St Clement's Hospital
St Clement's Hospital in Mile End Road, London, has had a long and chequered history. It started life as the Bow Workhouse, built by the City of London Poor Law Union in 1849 to accommodate 1200 "paupers". The main building was H-shaped, with men on the east side, and women on the west. The palatial design of the new workhouse cost over £55,000 to construct. It boasted central heating, a huge dining hall, Siberian marble pillars, and a chapel with stained glass windows and a new organ. However, the new workhouse had room only for the sick and helpless - healthy applicants were refused admittance. In 1874 it became the Union's Infirmary where mental patients came for examination. In 1930 the Poor Law Unions were abolished and it was taken over as a hospital by London County Council. Parts of the building were lost in a fire in 1935 and it was bombed during the Second World War. It was taken into the National Health Service in 1948, became a psychiatric unit then a mental health unit. It was closed in 2005 when the facilities transferred to a newly built hospital.

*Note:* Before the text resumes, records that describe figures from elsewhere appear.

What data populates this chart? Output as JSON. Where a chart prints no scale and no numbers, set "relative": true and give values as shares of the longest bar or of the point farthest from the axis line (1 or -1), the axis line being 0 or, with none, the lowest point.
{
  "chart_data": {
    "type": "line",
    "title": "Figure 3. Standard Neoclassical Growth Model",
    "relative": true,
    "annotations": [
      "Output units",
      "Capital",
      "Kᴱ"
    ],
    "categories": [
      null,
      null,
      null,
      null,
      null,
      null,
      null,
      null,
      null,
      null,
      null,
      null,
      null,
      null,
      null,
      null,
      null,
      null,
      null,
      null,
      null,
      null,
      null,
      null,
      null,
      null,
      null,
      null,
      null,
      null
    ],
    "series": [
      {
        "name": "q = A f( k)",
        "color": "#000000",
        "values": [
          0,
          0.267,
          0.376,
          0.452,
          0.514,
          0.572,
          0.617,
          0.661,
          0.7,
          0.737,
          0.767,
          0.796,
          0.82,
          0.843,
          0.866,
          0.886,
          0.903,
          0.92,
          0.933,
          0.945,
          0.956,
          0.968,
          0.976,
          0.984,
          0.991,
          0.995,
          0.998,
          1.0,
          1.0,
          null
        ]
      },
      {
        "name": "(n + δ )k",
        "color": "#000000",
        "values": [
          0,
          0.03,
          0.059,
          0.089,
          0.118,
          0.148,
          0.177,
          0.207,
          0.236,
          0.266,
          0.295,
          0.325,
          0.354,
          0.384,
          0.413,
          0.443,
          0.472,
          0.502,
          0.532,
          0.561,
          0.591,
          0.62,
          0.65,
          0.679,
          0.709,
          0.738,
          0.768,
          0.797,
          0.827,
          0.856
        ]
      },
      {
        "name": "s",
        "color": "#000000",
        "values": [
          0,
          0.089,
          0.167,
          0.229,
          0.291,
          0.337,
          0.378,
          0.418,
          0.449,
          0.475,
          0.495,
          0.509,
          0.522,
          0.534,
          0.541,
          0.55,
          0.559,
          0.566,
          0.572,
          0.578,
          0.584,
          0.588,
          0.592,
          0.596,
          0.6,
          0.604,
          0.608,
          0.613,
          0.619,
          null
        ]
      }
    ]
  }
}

On the 12th July 2012, the Mayor of London, Boris Johnson, formally announced that the derelict site of St Clement's Hospital would become the UK's first ever urban Community Land Trust - a type of community owned housing development. The event marked the culmination of an 8 year campaign by local residents, who are now working with a developer to help restore the historic landmark, and use it to pioneer the capital's first ever "permanently affordable" homes.
My camera club, the City of London & Cripplegate Photographic Society, was invited to document the current state of the building as part of the public consultation in November. A selection of the photos, all of which are on our Flickr site, will be shown in a "pop-up" exhibition in a local cinema from today for the whole of March. My photo of the front door was chosen for the poster, which I was asked to design. So I am proud to blip it here! If you happen to be going to the cinema in Whitechapel in March, please look at the photos!